この話を聞くとまずロペスは「トメリョソ」にある「生家の前」にいるようだ。語りの場面が「木々の間」に変わると、そこでロペスは「枝にぶら下がった」マルメロの実の「表皮に染みが広がり」「光のもとで熟れて腐」るのを「見て」いる。そのときその場にいる人は「誰も」マルメロの実の変化に「気づいていない」ようだ。モノローグ中「トメリョソ」らしき場所は画面に映らないし「生家」や「木々」らしき場所も画面に映ることはない。モノローグでは「トメリョソ」が舞台となるのに対して、画面に映るのはもっぱらアトリエの庭である。語られていることと画面に映るものは別々で、「トメリョソ」というロペスがマルメロの実を「見て」いる場は画面を見る限りどこともいえない場といえる。しかしモノローグと画面に映るものを合わせて考えるとそう断定することはできない。モノローグで語られているのは「トメリョソ」の「枝にぶら下がったまま」のマルメロの実、対して、画面に映るのはアトリエの庭に落ちているマルメロの実。このようにモノローグと画面に映るものはズレているが、「光景を観察している場所から、私が見ているものを他の人も見ているのかどうか私にはわからない」と語られることをきっかけにするかのようにこの二つが奇妙な同調を始める。アトリエの庭に落ちたマルメロの実が映る画面で「誰も気づいていないと思われる、すべてのマルメロの実がどのように描写したらよいかわからない光のもとで熟れて腐ってゆくのを」と語られる。続く画面で腐って果肉がへこんだマルメロの実が映る。夜闇のなかで次第にこの実は何かの光に照らされてその形と色が明確になる。そしてこの「何かの光」が失われるにともない実に影が落ちて真っ黒としか形容できない実となる。影が落ちてマルメロの実が黒つぶれしてゆく様はマルメロの実の「表皮」に黒い「染み」が徐々に広がってゆくようでそれはまさにロペスが「見て」語っている内容と同じく、マルメロの実の「表皮に染みが広がり」「光のもとで熟れて腐ってゆく」様子である。とはいえむろんわたしが見ている画面の映像とロペスが「見て」いるものが同じだという保証はない。

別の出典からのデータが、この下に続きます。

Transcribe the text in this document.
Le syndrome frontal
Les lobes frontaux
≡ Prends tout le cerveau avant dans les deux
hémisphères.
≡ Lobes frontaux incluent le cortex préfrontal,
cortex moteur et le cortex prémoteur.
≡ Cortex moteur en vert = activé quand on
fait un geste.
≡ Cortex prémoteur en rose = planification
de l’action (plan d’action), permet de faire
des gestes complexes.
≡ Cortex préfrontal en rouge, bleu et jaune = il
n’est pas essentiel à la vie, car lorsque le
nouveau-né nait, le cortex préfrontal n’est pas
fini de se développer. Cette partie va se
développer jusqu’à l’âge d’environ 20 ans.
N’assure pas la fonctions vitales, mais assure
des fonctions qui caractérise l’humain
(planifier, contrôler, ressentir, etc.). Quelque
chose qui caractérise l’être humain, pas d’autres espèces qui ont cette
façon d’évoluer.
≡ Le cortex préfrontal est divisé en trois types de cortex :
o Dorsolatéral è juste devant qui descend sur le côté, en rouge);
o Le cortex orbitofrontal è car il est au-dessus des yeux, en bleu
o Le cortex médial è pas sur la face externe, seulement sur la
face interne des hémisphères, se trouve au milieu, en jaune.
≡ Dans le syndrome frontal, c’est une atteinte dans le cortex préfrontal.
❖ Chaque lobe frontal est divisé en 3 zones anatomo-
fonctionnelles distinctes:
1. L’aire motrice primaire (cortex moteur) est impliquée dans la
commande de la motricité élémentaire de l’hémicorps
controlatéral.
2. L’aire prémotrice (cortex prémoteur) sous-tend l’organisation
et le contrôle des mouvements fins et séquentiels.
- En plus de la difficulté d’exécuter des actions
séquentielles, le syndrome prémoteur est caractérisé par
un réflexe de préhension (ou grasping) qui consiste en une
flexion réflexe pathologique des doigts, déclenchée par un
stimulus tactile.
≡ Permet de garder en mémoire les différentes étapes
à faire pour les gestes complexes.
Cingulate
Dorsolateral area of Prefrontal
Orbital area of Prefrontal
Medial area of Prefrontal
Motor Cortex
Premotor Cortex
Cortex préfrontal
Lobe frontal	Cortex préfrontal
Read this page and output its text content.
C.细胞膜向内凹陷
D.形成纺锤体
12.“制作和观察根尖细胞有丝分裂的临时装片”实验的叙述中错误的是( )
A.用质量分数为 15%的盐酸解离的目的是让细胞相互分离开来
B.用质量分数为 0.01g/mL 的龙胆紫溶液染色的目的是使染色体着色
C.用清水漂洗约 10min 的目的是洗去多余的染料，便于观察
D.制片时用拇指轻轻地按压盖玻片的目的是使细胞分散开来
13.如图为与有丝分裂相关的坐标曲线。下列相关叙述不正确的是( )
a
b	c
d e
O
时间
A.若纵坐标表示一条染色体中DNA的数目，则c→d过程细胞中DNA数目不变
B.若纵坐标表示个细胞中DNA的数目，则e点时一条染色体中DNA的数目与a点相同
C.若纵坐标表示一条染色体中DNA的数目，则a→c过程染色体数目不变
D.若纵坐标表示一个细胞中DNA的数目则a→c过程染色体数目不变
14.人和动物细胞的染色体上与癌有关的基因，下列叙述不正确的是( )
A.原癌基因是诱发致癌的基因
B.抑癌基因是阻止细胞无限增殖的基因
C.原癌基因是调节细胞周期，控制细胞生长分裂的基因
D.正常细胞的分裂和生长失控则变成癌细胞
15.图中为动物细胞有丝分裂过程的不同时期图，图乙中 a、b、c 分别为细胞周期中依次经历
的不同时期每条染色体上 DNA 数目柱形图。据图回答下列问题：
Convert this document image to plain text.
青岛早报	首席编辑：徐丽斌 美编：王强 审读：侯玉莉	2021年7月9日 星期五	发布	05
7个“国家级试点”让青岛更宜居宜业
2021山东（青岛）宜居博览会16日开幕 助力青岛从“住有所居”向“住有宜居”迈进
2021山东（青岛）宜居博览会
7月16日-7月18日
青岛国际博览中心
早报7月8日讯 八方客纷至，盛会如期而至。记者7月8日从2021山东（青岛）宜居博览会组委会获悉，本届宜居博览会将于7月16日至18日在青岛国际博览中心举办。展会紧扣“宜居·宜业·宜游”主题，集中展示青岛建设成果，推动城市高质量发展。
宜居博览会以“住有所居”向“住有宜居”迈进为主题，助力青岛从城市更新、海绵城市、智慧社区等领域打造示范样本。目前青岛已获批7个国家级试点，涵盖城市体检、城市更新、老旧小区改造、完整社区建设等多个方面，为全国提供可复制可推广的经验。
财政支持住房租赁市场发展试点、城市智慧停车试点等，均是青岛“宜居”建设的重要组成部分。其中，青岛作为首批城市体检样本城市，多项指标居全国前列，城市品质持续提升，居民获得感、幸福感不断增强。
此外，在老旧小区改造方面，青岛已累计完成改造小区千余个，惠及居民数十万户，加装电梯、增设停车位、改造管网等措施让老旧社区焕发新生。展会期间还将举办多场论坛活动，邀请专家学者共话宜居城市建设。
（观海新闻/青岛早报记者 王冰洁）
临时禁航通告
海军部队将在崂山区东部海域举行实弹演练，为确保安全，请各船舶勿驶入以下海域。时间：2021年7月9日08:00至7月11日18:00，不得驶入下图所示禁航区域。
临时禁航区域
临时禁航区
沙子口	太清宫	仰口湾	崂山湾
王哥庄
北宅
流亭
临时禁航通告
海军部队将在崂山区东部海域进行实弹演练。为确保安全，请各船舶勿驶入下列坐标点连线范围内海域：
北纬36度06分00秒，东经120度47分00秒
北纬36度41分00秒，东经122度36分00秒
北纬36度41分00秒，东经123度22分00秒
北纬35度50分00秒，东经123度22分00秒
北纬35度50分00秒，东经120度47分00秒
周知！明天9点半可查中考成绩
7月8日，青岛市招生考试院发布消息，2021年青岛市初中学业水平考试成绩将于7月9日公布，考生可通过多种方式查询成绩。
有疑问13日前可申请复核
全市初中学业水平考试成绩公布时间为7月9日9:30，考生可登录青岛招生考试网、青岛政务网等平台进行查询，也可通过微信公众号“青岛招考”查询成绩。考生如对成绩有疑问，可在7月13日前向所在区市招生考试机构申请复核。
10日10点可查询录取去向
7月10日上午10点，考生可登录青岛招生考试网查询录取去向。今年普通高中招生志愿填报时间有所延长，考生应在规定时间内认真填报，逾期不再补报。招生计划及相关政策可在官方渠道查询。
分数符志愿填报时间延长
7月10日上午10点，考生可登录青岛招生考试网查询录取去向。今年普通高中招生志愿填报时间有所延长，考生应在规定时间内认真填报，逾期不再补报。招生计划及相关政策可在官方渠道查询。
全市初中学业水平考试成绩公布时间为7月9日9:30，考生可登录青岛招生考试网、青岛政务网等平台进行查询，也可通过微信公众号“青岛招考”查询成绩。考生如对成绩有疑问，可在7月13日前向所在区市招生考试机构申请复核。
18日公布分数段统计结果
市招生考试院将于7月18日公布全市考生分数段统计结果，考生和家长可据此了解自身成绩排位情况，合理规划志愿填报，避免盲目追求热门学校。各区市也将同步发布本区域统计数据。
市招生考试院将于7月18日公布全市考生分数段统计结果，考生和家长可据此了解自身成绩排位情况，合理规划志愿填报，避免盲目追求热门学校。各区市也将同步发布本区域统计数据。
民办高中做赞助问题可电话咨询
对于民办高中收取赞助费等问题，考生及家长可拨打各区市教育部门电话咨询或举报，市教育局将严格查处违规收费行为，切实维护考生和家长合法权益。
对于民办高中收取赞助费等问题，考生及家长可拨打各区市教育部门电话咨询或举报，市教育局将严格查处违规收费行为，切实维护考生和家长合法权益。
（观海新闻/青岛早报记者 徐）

「私が見ているものを他の人が見ているかどうかは私にはわからない」とロペスが語るのと同様に、わたしにしても自分が見ているものをロペスが同じく「見て」いるかどうかはわからないからだ。ただし同じかどうかわからないということは同じではないということを意味しない。もし同じだとするとロペスはアトリエの庭でマルメロの実を「見て」いるのだが、庭のどこにも人影はない。しかしマルメロの実に視線と呼べるものが投げかけられている。その視線を感知するには「モノローグシーン」で映る画面の外を把握する必要がある。

ここで、ガラス玉がこぼれ落ちるシーンからもう一度映画を見返す。このシーンから「モノローグシーン」に進むまでにはいくつかのシーンが挟み込まれていて、そのなかには次のようなシーンがある。真っ白な壁にマルメロの木とカメラの影ができるとしだいに画面全体が暗転し、そのあと夜のアトリエの庭が映る。この一連のシーンを「夜庭のシーン」と呼ぶ。

数字順にシーンが進む。ピーという音とフィルムの回る音がするとマルメロの木とカメラの影がしだいに白い壁に映る。そして画面全体が暗転する。夜のアトリエの庭が映る。そこには35ミリフィルムカメラと照明がある。このカメラと照明はロペスが設置したものなのかどうかはなにもわからない。照明とカメラはタイマー自動撮影により連動していて、照明から光が出ると同時にカメラのフィルムがカラカラと回転し始める。照明の光に照らされるマルメロの実をカメラは撮影していると思われる一方、ロペスが絵を描くときのようにカメラはマルメロの実を撮影しているとも思われる。カメラはマルメロの木に向かって立ち、地面に落ちたマルメロの実の方を向いていて、それもロペスが絵を描くときに足を揃える定位置に三脚を据えているからだ。地面に釘が打ち込まれているところ、それが定位置であり、マルメロの木を前にする際、この定位置に足をしっかりと固定して構えるのがロペス固有の技芸である(この他にも固有の技芸と呼べるものがあるのだが、それはのちほど言及する)。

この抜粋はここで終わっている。